China’s biofuel policies not driven by environmental concerns, FAS says
China will likely blend a little more ethanol into gasoline this year than it did in 2020, but the current blend rate of about 2.1% is still far below the peak of 2.8% 10 years ago, and that’s largely because of “uncertain policies and prices,” according to a new analysis from USDA’s Foreign Agricultural Service.
Chinese President Xi Jinping “made an international commitment to peak carbon dioxide emissions by 2030,” FAS economists in Beijing said in the analysis. “While biofuels have the potential to be (a) tool in reaching this goal, there have been no specific directives or mentions of biofuels related to this commitment. This is the latest illustration that China’s biofuels policies are primarily driven by other policy goals beyond environmental concerns.”
Meanwhile, China is producing and exporting more biodiesel. The FAS bureau is predicting that, primarily due to “strong exports,” China will produce 1.7 billion liters of biodiesel this year – a 54% increase from 2020.
Chesapeake Bay dissolved oxygen levels bigger in August
Areas of low oxygen in the Chesapeake Bay increased to higher-than-average levels in August, a result of high temperatures, low wind speeds and heavy rains, the Maryland Department of Natural Resources said in its monthly report.
This August was the third warmest on record, the state said. Citing the report, the Chesapeake Bay Foundation said efforts to reduce nutrients, especially those flowing from farm fields in Pennsylvania, need to be increased substantially.

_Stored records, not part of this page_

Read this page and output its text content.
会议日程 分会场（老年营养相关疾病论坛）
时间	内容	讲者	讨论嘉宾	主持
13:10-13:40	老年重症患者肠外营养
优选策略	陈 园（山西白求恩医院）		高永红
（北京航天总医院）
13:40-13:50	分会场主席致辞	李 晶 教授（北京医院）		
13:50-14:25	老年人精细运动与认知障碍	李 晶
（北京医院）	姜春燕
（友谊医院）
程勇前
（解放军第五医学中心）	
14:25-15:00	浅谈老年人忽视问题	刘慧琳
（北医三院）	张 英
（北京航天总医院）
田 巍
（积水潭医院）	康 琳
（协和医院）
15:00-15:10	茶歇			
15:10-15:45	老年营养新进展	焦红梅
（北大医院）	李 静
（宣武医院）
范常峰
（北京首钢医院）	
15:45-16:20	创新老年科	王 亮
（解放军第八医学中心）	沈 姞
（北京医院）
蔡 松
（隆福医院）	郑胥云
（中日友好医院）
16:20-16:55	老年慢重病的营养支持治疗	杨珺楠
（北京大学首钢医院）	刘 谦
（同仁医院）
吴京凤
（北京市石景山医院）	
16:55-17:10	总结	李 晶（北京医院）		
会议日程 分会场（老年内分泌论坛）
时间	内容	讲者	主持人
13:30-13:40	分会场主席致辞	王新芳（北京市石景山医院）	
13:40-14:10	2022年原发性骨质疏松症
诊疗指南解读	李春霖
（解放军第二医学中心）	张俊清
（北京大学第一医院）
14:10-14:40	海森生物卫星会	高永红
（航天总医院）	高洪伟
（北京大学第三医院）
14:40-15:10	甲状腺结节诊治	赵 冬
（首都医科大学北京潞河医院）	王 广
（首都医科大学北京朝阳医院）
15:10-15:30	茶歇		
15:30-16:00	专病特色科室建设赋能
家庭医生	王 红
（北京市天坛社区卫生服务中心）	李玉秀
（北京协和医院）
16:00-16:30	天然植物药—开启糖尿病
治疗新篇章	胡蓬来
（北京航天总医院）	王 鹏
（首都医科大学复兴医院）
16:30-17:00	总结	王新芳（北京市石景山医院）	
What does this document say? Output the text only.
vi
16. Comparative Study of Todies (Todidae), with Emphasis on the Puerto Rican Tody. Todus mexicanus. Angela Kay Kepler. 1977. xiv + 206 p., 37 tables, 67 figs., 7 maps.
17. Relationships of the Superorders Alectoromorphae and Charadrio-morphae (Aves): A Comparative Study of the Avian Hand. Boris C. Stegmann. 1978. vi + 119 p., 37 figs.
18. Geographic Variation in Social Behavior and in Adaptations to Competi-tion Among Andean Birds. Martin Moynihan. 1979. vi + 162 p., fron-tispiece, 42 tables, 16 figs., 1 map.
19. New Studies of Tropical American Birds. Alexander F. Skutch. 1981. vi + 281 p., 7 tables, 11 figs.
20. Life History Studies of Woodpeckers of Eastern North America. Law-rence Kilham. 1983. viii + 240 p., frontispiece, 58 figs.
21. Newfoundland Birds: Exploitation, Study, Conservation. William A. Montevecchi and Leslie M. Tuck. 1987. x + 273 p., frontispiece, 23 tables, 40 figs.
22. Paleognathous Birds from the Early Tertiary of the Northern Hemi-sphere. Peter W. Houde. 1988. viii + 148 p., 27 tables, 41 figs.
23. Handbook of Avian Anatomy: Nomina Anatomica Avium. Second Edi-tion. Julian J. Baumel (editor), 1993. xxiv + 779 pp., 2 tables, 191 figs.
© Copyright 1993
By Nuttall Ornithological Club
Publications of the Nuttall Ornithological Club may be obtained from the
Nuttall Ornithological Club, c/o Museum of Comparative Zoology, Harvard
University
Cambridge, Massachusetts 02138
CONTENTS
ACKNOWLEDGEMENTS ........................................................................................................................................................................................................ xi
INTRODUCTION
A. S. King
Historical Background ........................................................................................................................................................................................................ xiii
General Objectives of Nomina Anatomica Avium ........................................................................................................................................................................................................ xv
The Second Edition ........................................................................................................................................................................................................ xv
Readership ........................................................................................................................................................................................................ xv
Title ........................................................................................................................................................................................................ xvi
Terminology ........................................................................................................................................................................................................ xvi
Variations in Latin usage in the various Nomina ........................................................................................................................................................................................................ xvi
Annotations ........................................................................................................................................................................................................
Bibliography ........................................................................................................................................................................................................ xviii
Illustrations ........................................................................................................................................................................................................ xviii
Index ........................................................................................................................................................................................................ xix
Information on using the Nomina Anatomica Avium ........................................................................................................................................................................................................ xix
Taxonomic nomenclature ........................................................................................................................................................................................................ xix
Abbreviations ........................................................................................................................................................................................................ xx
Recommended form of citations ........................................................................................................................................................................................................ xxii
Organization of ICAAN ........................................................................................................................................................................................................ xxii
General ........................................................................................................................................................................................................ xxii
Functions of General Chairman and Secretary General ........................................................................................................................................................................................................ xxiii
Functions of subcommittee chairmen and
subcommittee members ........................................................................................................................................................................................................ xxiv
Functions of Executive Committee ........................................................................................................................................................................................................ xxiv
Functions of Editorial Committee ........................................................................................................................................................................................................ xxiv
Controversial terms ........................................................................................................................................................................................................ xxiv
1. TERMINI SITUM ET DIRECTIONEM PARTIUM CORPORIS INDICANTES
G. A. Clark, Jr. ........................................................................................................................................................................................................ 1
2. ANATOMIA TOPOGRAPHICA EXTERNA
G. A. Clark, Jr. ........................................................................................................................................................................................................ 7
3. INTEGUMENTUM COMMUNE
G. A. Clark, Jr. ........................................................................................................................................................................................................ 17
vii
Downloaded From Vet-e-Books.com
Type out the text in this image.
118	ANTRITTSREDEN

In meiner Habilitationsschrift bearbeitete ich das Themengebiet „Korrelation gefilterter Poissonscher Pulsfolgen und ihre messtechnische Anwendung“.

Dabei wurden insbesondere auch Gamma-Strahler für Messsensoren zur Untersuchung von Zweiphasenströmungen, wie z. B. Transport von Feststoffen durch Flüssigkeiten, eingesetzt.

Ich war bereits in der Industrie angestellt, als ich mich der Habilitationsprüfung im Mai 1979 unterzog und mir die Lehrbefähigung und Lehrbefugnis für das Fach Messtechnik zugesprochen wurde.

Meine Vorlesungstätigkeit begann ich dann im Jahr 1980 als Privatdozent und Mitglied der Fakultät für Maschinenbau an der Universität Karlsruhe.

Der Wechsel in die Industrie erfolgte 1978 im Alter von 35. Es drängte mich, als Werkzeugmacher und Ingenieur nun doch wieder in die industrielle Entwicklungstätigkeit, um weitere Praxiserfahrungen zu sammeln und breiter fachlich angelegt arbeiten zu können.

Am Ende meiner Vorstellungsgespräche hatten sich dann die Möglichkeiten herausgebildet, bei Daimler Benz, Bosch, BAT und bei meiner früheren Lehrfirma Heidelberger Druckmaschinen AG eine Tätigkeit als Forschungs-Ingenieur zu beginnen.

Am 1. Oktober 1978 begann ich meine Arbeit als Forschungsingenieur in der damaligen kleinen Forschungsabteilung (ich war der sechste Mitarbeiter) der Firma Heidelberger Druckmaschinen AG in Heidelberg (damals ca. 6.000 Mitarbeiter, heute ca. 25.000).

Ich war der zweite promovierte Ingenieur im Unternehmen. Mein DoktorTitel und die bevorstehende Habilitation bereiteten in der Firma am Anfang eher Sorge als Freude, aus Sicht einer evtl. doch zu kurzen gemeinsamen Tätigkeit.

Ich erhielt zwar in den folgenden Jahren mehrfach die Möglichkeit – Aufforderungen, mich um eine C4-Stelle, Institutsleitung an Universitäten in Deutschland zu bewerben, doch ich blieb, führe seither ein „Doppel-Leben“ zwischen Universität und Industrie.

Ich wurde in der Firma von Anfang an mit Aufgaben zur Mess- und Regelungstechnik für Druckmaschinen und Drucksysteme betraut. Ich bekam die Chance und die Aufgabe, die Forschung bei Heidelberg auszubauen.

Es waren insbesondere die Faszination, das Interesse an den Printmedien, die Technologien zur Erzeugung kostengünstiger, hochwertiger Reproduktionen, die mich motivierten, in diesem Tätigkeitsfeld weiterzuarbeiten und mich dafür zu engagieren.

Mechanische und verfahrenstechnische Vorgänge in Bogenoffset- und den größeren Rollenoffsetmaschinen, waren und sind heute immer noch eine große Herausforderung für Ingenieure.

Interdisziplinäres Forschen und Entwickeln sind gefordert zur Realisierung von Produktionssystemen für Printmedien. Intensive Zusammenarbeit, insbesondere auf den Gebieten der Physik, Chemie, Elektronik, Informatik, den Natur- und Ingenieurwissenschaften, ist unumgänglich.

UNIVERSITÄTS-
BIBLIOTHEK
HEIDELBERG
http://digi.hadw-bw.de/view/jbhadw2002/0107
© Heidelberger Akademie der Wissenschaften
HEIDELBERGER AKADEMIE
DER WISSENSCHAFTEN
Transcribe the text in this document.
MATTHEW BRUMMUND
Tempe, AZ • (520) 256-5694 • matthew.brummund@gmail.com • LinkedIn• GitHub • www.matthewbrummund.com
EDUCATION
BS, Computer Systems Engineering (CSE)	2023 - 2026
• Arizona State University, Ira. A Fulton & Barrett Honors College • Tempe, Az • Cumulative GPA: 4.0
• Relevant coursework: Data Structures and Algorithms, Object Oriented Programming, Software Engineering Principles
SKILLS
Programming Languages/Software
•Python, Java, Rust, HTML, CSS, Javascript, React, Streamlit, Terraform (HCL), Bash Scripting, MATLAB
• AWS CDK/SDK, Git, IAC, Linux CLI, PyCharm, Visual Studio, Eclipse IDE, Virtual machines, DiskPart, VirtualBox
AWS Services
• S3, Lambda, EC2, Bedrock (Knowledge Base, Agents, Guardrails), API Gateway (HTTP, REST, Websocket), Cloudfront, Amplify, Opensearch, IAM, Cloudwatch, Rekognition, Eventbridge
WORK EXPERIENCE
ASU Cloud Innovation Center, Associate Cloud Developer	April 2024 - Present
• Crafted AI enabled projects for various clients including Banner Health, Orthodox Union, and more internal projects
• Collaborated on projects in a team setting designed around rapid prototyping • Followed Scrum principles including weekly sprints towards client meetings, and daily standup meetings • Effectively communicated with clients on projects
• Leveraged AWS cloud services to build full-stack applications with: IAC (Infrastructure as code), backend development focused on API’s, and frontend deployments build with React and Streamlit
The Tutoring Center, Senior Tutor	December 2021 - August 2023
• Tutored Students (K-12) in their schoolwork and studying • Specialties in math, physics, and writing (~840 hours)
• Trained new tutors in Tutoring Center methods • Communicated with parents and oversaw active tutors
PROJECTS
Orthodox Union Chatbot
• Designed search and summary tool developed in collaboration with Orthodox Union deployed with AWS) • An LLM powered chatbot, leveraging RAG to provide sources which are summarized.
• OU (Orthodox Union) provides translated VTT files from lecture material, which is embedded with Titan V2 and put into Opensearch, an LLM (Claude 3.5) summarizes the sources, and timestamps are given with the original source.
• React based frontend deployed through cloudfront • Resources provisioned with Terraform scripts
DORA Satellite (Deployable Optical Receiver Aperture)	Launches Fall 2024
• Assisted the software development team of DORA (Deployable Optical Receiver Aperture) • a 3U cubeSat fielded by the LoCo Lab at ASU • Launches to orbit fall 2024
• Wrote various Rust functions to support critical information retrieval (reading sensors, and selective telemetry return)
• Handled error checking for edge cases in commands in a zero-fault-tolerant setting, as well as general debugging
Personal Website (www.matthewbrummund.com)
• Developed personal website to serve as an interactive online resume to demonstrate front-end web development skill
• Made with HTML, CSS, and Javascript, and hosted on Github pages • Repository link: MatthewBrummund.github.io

CBF and other groups, the states of Delaware, Maryland and Virginia, and the District of Columbia all sued the Environmental Protection Agency a year ago to compel the agency to enforce pollution limits that are in a multistate blueprint for the estuary. So far, however, the lawsuit has not resulted in any action.

Farm Safety and Health Week features webinars, gets presidential proclamation 

Nonprofit groups and the Biden administration are highlighting the importance of farm safety as the fall harvest season gets underway.

The reason? It’s National Farm Safety and Health Week, and the agricultural sector is still the most dangerous in America with 573 fatalities, or an equivalent of 23.1 deaths per 100,000 workers,” according to the National Education Center for Agricultural Safety in Iowa.

The Agri-Safe Network is holding a series of webinars on different safety topics this week, including tractor and vehicle safety today and stress and mental health on Tuesday.  

On Friday, President Joe Biden issued a proclamation that said the COVID-19 pandemic “has taken an incalculable toll on our nation’s farms and farming communities, with high rates of infections and illnesses affecting nearly every facet of our agricultural system. We must continue to reduce the risks of accidents, injuries, and fatalities … as well as the health risks associated with prolonged exposure to fertilizers and chemical agents. We must continue to get Americans vaccinated, so that our brave farmers, ranchers, and farmworkers can go to work free from the deadly threat of COVID-19.”

She said it: “Our new key phrase is ‘United we Thrive.’ I have no doubt that Ted McKinney is going to take NASDA to increasing heights.” — Barb Glenn, speaking about her successor, who takes over as NASDA CEO Sept. 27.